Each of these events decisively changed the zeitgeist of a generation, and 9/11 had the same effect on mine. We were the Nintendo Generation, free from the fears of war, living in a new era of prosperity, and stepping into a new millennium. We were coming of age at the height of the Information Age and on the precipice of technological wonders which previous generations could never have imagined. And then, at once, those hopes were decimated. We learned that there were people who hated us, just because we existed. Not only did they hate us, but they were determined to kill us. Our very existence and way of life were under attack. But from the ashes, we rose.
We embraced our families, friends, neighbors, and strangers, expressing a uniquely American love for our fellow man. We assisted first responders, donated blood, and rushed to recruiting offices around the country to enlist in our nation’s armed forces. When terrorists threatened America’s liberty and peace, the Nintendo generation put down our toys, picked up our guns, and responded to their violence with nearly two decades of war. Those who have lived through this conflict may carry their physical and psychological wounds for the rest of their lives. They will never again see the world they left behind on September 10, 2001.

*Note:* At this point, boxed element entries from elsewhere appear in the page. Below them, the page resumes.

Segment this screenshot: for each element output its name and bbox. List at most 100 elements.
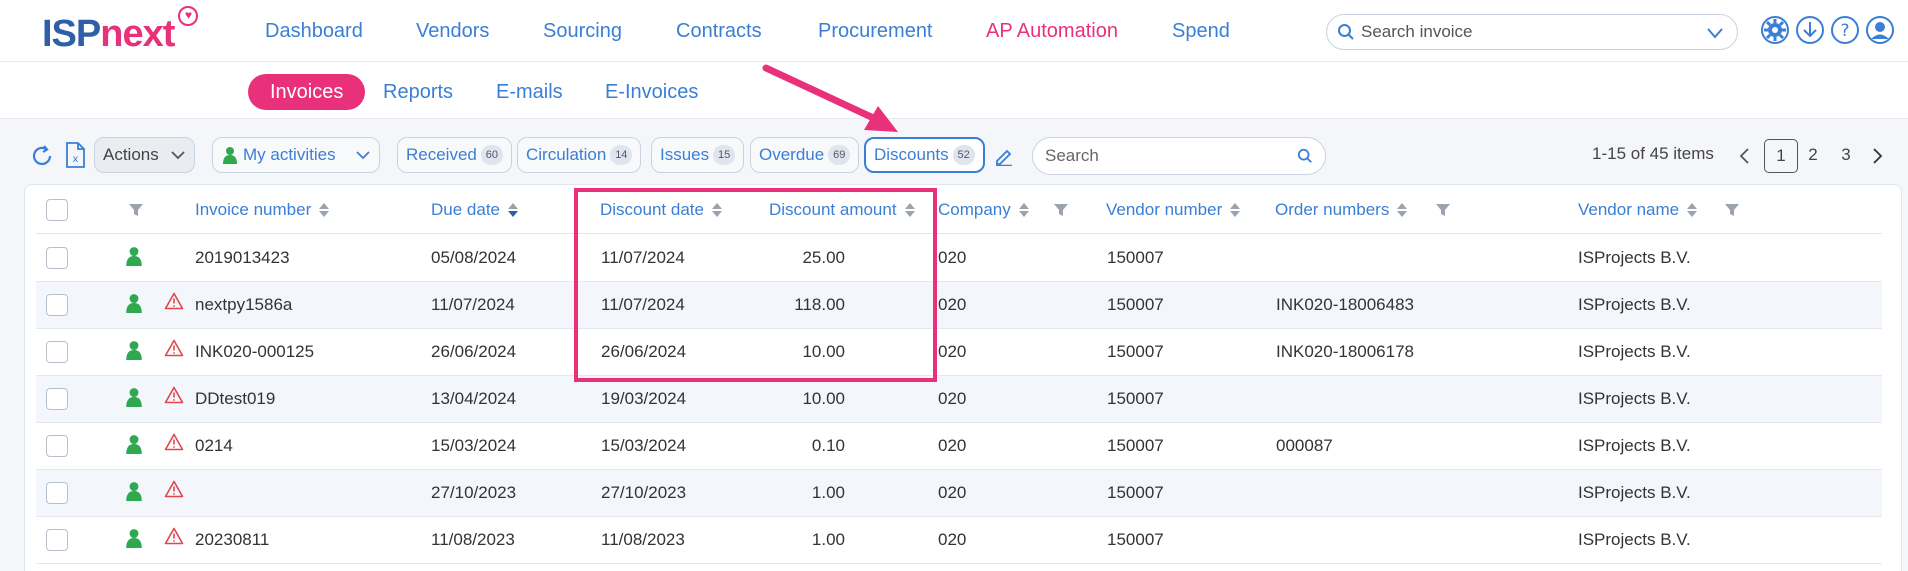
chevron-right-icon[interactable] (1872, 147, 1884, 165)
edit-icon[interactable] (994, 146, 1014, 166)
filter-circulation[interactable]: Circulation 14 (517, 137, 642, 173)
sort-icon (1018, 202, 1029, 218)
col-vendor-number[interactable]: Vendor number (1106, 200, 1241, 220)
col-order-numbers[interactable]: Order numbers (1275, 200, 1408, 220)
filter-icon[interactable] (1435, 202, 1451, 218)
my-activities-dropdown[interactable]: My activities (212, 137, 380, 173)
refresh-icon[interactable] (30, 144, 54, 168)
table-row[interactable]: nextpy1586a 11/07/2024 11/07/2024 118.00 020… (36, 282, 1882, 329)
vendor-number-cell: 150007 (1107, 248, 1164, 267)
invoice-number-cell[interactable]: INK020-000125 (195, 342, 314, 362)
invoice-number-cell[interactable]: 20230811 (195, 530, 269, 550)
invoice-number-cell[interactable]: 0214 (195, 436, 233, 456)
nav-spend[interactable]: Spend (1172, 20, 1230, 43)
filter-icon[interactable] (1053, 202, 1069, 218)
help-icon[interactable]: ? (1830, 15, 1860, 45)
company-cell: 020 (938, 530, 967, 549)
company-cell: 020 (938, 389, 967, 408)
due-date-cell: 26/06/2024 (431, 342, 517, 361)
invoice-number-cell[interactable]: nextpy1586a (195, 295, 292, 315)
row-checkbox[interactable] (46, 247, 68, 269)
sort-icon (319, 202, 330, 218)
table-row[interactable]: 20230811 11/08/2023 11/08/2023 1.00 020 15000… (36, 517, 1882, 564)
count-badge: 60 (480, 144, 503, 165)
invoice-number-cell[interactable]: 2019013423 (195, 248, 290, 268)
chevron-down-icon (171, 151, 185, 160)
person-icon (223, 147, 237, 164)
download-icon[interactable] (1795, 15, 1825, 45)
warning-icon (164, 292, 184, 310)
table-row[interactable]: DDtest019 13/04/2024 19/03/2024 10.00 020 150… (36, 376, 1882, 423)
settings-icon[interactable] (1760, 15, 1790, 45)
nav-ap-automation[interactable]: AP Automation (986, 20, 1118, 43)
actions-dropdown[interactable]: Actions (94, 137, 195, 173)
column-label: Due date (431, 200, 500, 219)
nav-vendors[interactable]: Vendors (416, 20, 489, 43)
filter-icon[interactable] (128, 202, 144, 218)
vendor-name-cell: ISProjects B.V. (1578, 295, 1691, 314)
due-date-cell: 05/08/2024 (431, 248, 517, 267)
due-date-cell: 11/08/2023 (431, 530, 515, 549)
search-icon[interactable] (1297, 148, 1313, 164)
person-icon (126, 341, 142, 360)
vendor-name-cell: ISProjects B.V. (1578, 389, 1691, 408)
chevron-down-icon[interactable] (1705, 23, 1725, 43)
user-icon[interactable] (1865, 15, 1895, 45)
vendor-name-cell: ISProjects B.V. (1578, 342, 1691, 361)
discount-date-cell: 15/03/2024 (601, 436, 687, 455)
chevron-down-icon (356, 151, 370, 160)
row-checkbox[interactable] (46, 435, 68, 457)
filter-issues[interactable]: Issues 15 (651, 137, 745, 173)
nav-procurement[interactable]: Procurement (818, 20, 933, 43)
row-checkbox[interactable] (46, 341, 68, 363)
page-2[interactable]: 2 (1796, 139, 1830, 173)
vendor-name-cell: ISProjects B.V. (1578, 248, 1691, 267)
nav-dashboard[interactable]: Dashboard (265, 20, 363, 43)
tab-e-invoices[interactable]: E-Invoices (605, 74, 698, 110)
tab-emails[interactable]: E-mails (496, 74, 563, 110)
warning-icon (164, 527, 184, 545)
select-all-checkbox[interactable] (46, 199, 68, 221)
filter-icon[interactable] (1724, 202, 1740, 218)
invoice-number-cell[interactable]: DDtest019 (195, 389, 275, 409)
person-icon (126, 529, 142, 548)
table-search-input[interactable] (1045, 146, 1285, 166)
ispnext-logo[interactable]: ISPnext ♥ (42, 6, 198, 56)
person-icon (126, 247, 142, 266)
warning-icon (164, 339, 184, 357)
nav-sourcing[interactable]: Sourcing (543, 20, 622, 43)
filter-overdue[interactable]: Overdue 69 (750, 137, 860, 173)
table-row[interactable]: 0214 15/03/2024 15/03/2024 0.10 020 150007 000… (36, 423, 1882, 470)
search-invoice-field[interactable] (1326, 14, 1738, 50)
col-company[interactable]: Company (938, 200, 1029, 220)
table-row[interactable]: 2019013423 05/08/2024 11/07/2024 25.00 020 15… (36, 235, 1882, 282)
tab-invoices[interactable]: Invoices (248, 74, 366, 110)
col-vendor-name[interactable]: Vendor name (1578, 200, 1698, 220)
due-date-cell: 13/04/2024 (431, 389, 517, 408)
row-checkbox[interactable] (46, 529, 68, 551)
table-search-field[interactable] (1032, 137, 1326, 175)
tab-reports[interactable]: Reports (383, 74, 453, 110)
my-activities-label: My activities (243, 145, 336, 164)
person-icon (126, 388, 142, 407)
filter-discounts[interactable]: Discounts 52 (864, 137, 985, 173)
page-1[interactable]: 1 (1764, 139, 1798, 173)
excel-export-icon[interactable]: x (64, 142, 86, 168)
nav-contracts[interactable]: Contracts (676, 20, 762, 43)
col-invoice-number[interactable]: Invoice number (195, 200, 330, 220)
page-3[interactable]: 3 (1829, 139, 1863, 173)
row-checkbox[interactable] (46, 388, 68, 410)
table-row[interactable]: INK020-000125 26/06/2024 26/06/2024 10.00 02… (36, 329, 1882, 376)
vendor-number-cell: 150007 (1107, 295, 1164, 314)
col-due-date[interactable]: Due date (431, 200, 518, 220)
search-invoice-input[interactable] (1361, 21, 1691, 43)
row-checkbox[interactable] (46, 294, 68, 316)
table-row[interactable]: 27/10/2023 27/10/2023 1.00 020 150007 ISProje… (36, 470, 1882, 517)
annotation-arrow-icon (762, 64, 898, 132)
chevron-left-icon[interactable] (1738, 147, 1750, 165)
vendor-number-cell: 150007 (1107, 436, 1164, 455)
vendor-name-cell: ISProjects B.V. (1578, 483, 1691, 502)
order-numbers-cell: INK020-18006483 (1276, 295, 1415, 314)
row-checkbox[interactable] (46, 482, 68, 504)
filter-received[interactable]: Received 60 (397, 137, 512, 173)
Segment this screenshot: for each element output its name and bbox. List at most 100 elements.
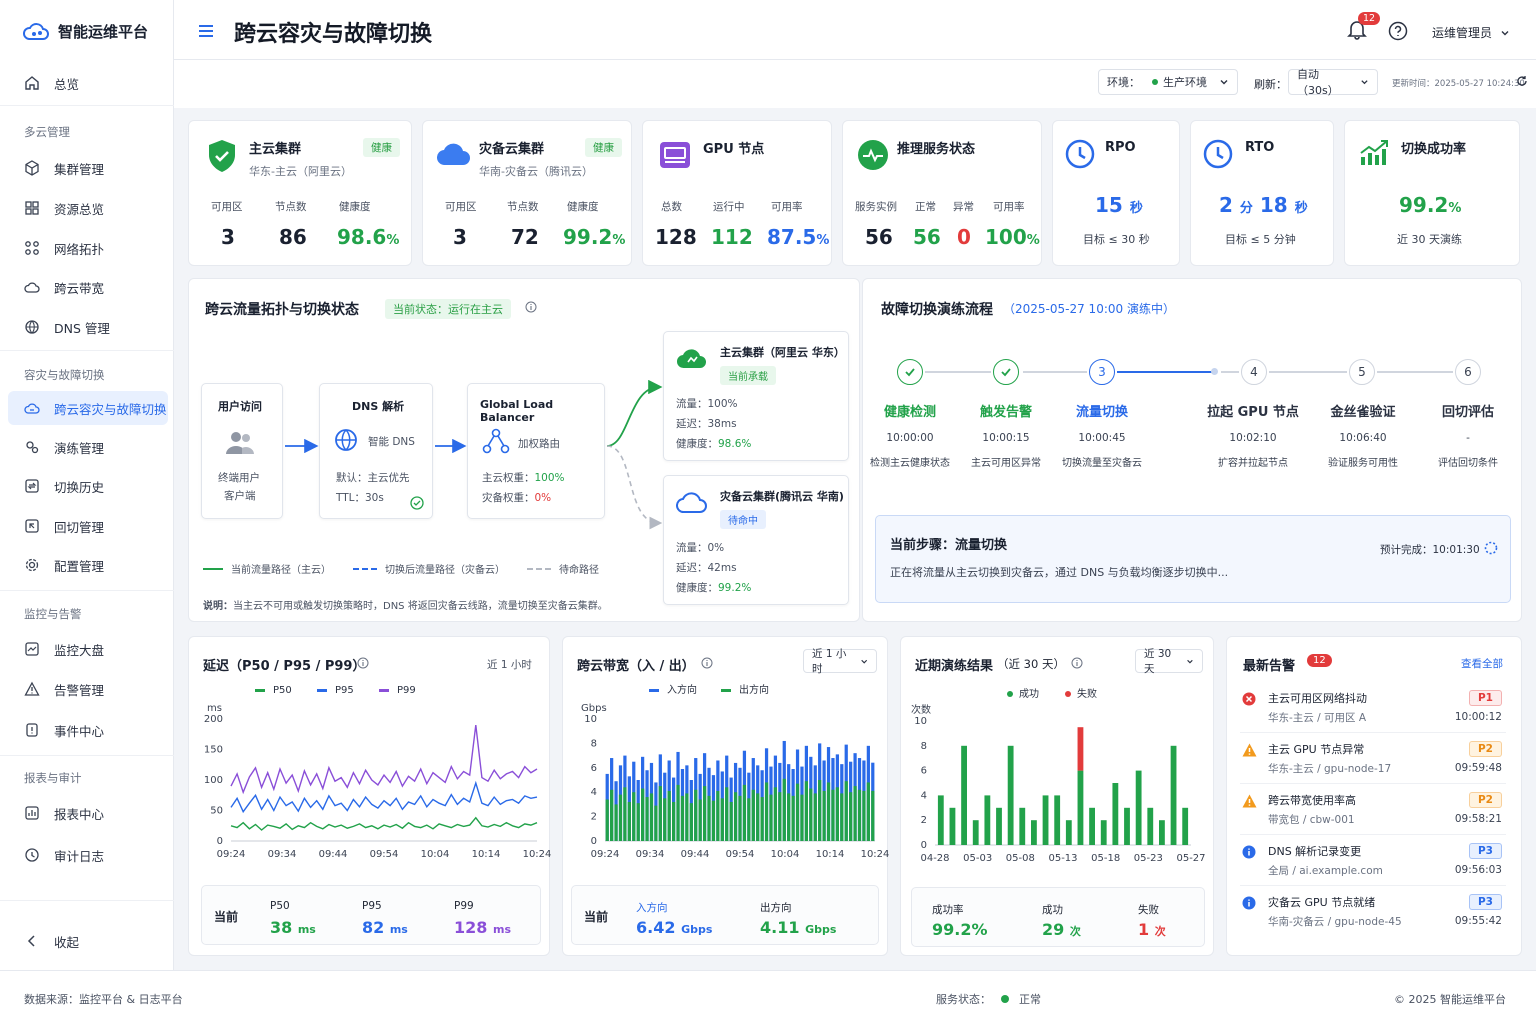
env-select[interactable]: 环境： 生产环境 (1098, 69, 1238, 95)
alert-location: 华东-主云 / 可用区 A (1268, 712, 1367, 724)
step-item[interactable]: 拉起 GPU 节点 10:02:10 扩容并拉起节点 (1203, 401, 1303, 469)
step-number: 6 (1455, 359, 1481, 385)
node-primary-cluster[interactable]: 主云集群（阿里云 华东） 当前承载 流量：100% 延迟：38ms 健康度：98… (663, 331, 849, 461)
summary-label: 当前 (584, 910, 609, 924)
bar-out (804, 781, 809, 841)
bar-success (949, 807, 956, 845)
bar-out (645, 797, 649, 841)
alert-location: 华东-主云 / gpu-node-17 (1268, 763, 1392, 775)
app-name: 智能运维平台 (58, 22, 149, 41)
menu-icon[interactable] (198, 24, 214, 38)
topology-note: 说明：当主云不可用或触发切换策略时，DNS 将返回灾备云线路，流量切换至灾备云集… (203, 601, 608, 612)
sidebar-collapse-button[interactable]: 收起 (8, 924, 168, 958)
sidebar-item-label: 集群管理 (54, 161, 105, 177)
alert-item[interactable]: 主云 GPU 节点异常 华东-主云 / gpu-node-17 P2 09:59:48 (1240, 737, 1506, 787)
card-title: RPO (1105, 140, 1136, 155)
panel-title: 最新告警 (1243, 659, 1296, 674)
metric-value: 3 (453, 225, 467, 249)
cloud-icon (676, 349, 706, 369)
kpi-gpu-nodes[interactable]: GPU 节点 总数 运行中 可用率 128 112 87.5% (642, 120, 832, 266)
step-item[interactable]: 回切评估 - 评估回切条件 (1423, 401, 1513, 469)
nav-group-label: 多云管理 (24, 125, 70, 139)
notification-button[interactable]: 12 (1346, 12, 1381, 40)
step-item[interactable]: 流量切换 10:00:45 切换流量至灾备云 (1059, 401, 1145, 469)
step-item[interactable]: 健康检测 10:00:00 检测主云健康状态 (867, 401, 953, 469)
chevron-down-icon (1361, 80, 1368, 85)
bar-out (844, 781, 848, 841)
bar-out (773, 787, 778, 841)
sidebar-item-topology[interactable]: 网络拓扑 (8, 231, 168, 265)
bar-out (800, 794, 804, 841)
bar-out (818, 780, 822, 841)
sidebar-item-dns[interactable]: DNS 管理 (8, 310, 168, 344)
stat-name: 成功率 (932, 904, 964, 916)
refresh-select[interactable]: 自动（30s） (1288, 68, 1378, 97)
sidebar-item-resources[interactable]: 资源总览 (8, 191, 168, 225)
nav-group-label: 报表与审计 (24, 771, 82, 785)
help-icon[interactable] (1388, 21, 1408, 41)
metric-label: 节点数 (507, 201, 539, 213)
sidebar-item-bandwidth[interactable]: 跨云带宽 (8, 270, 168, 304)
kpi-switch-success[interactable]: 切换成功率 99.2% 近 30 天演练 (1344, 120, 1520, 266)
panel-title: 近期演练结果 (915, 659, 994, 674)
kpi-rpo[interactable]: RPO 15 秒 目标 ≤ 30 秒 (1052, 120, 1180, 266)
sidebar-item-config[interactable]: 配置管理 (8, 548, 168, 582)
footer: 数据来源：监控平台 & 日志平台 服务状态： 正常 © 2025 智能运维平台 (0, 970, 1536, 1024)
alert-item[interactable]: 主云可用区网络抖动 华东-主云 / 可用区 A P1 10:00:12 (1240, 686, 1506, 736)
refresh-icon[interactable] (1516, 75, 1528, 87)
sidebar-item-events[interactable]: 事件中心 (8, 713, 168, 747)
bar-success (1124, 807, 1130, 845)
time-range-label: 近 1 小时 (487, 659, 532, 671)
info-icon[interactable] (357, 657, 369, 669)
kpi-rto[interactable]: RTO 2 分 18 秒 目标 ≤ 5 分钟 (1190, 120, 1334, 266)
latency-summary: 当前 P50 38 ms P95 82 ms P99 128 ms (201, 885, 541, 945)
sidebar-item-label: 跨云容灾与故障切换 (54, 401, 167, 417)
alert-location: 带宽包 / cbw-001 (1268, 814, 1355, 826)
step-connector (1023, 371, 1087, 373)
monitor-icon (25, 642, 39, 656)
chevron-down-icon (1220, 80, 1228, 85)
step-item[interactable]: 金丝雀验证 10:06:40 验证服务可用性 (1315, 401, 1411, 469)
bar-out (747, 798, 751, 841)
view-all-link[interactable]: 查看全部 (1461, 656, 1503, 671)
step-connector (1269, 371, 1347, 373)
env-label: 环境： (1107, 76, 1140, 89)
sidebar-item-audit[interactable]: 审计日志 (8, 838, 168, 872)
sidebar-item-drill[interactable]: 演练管理 (8, 430, 168, 464)
x-tick-label: 09:44 (681, 849, 710, 860)
sidebar-item-history[interactable]: 切换历史 (8, 469, 168, 503)
app-logo[interactable]: 智能运维平台 (22, 20, 148, 42)
node-dr-cluster[interactable]: 灾备云集群(腾讯云 华南) 待命中 流量：0% 延迟：42ms 健康度：99.2… (663, 475, 849, 605)
time-range-select[interactable]: 近 1 小时 (803, 648, 877, 675)
bar-out (760, 797, 764, 841)
bar-out (636, 803, 640, 841)
user-menu[interactable]: 运维管理员 (1432, 24, 1510, 41)
info-icon[interactable] (701, 657, 713, 669)
drill-results-panel: 近期演练结果 （近 30 天） 近 30 天 次数 0 2 4 6 8 10 04-28 05-… (900, 636, 1214, 956)
step-item[interactable]: 触发告警 10:00:15 主云可用区异常 (963, 401, 1049, 469)
sidebar-item-dashboard[interactable]: 监控大盘 (8, 632, 168, 666)
alert-item[interactable]: 灾备云 GPU 节点就绪 华南-灾备云 / gpu-node-45 P3 09:55:… (1240, 890, 1506, 940)
y-tick-label: 100 (204, 775, 223, 786)
kpi-dr-cluster[interactable]: 灾备云集群 健康 华南-灾备云（腾讯云） 可用区 节点数 健康度 3 72 99… (422, 120, 632, 266)
bar-out (649, 793, 654, 841)
kpi-inference[interactable]: 推理服务状态 服务实例 正常 异常 可用率 56 56 0 100% (842, 120, 1042, 266)
bar-out (707, 795, 711, 841)
alert-item[interactable]: DNS 解析记录变更 全局 / ai.example.com P3 09:56:03 (1240, 839, 1506, 889)
sidebar-item-failback[interactable]: 回切管理 (8, 509, 168, 543)
divider (1240, 834, 1506, 835)
sidebar-item-overview[interactable]: 总览 (8, 66, 168, 100)
time-range-select[interactable]: 近 30 天 (1135, 648, 1203, 675)
alert-item[interactable]: 跨云带宽使用率高 带宽包 / cbw-001 P2 09:58:21 (1240, 788, 1506, 838)
kpi-primary-cluster[interactable]: 主云集群 健康 华东-主云（阿里云） 可用区 节点数 健康度 3 86 98.6… (188, 120, 412, 266)
bar-success (1089, 807, 1095, 845)
bar-out (729, 801, 733, 841)
sidebar-item-cluster[interactable]: 集群管理 (8, 151, 168, 185)
sidebar-item-reports[interactable]: 报表中心 (8, 796, 168, 830)
sidebar-item-alerts[interactable]: 告警管理 (8, 672, 168, 706)
y-tick-label: 50 (210, 806, 223, 817)
sidebar-item-disaster-recovery[interactable]: 跨云容灾与故障切换 (8, 391, 168, 425)
info-icon[interactable] (1071, 657, 1083, 669)
x-tick-label: 10:04 (771, 849, 800, 860)
metric-value: 128 (655, 225, 697, 249)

The world changed for everyone on September 11, 2001. We see it in skylines, airports, and other aspects of everyday life. For some, these changes are mere inconveniences, but for my generation, they are an ever present reminder of the way things used to be, the way things ought to be, and the way things may never be again. For us, September 11, 2001 marks the end of our innocence, the deferment of our dreams, and the end of the world as we knew it. Today, we remember what might have been if not for the malice of evil men on that clear September morning twenty years ago. Today, we reflect back on the day our world changed forever.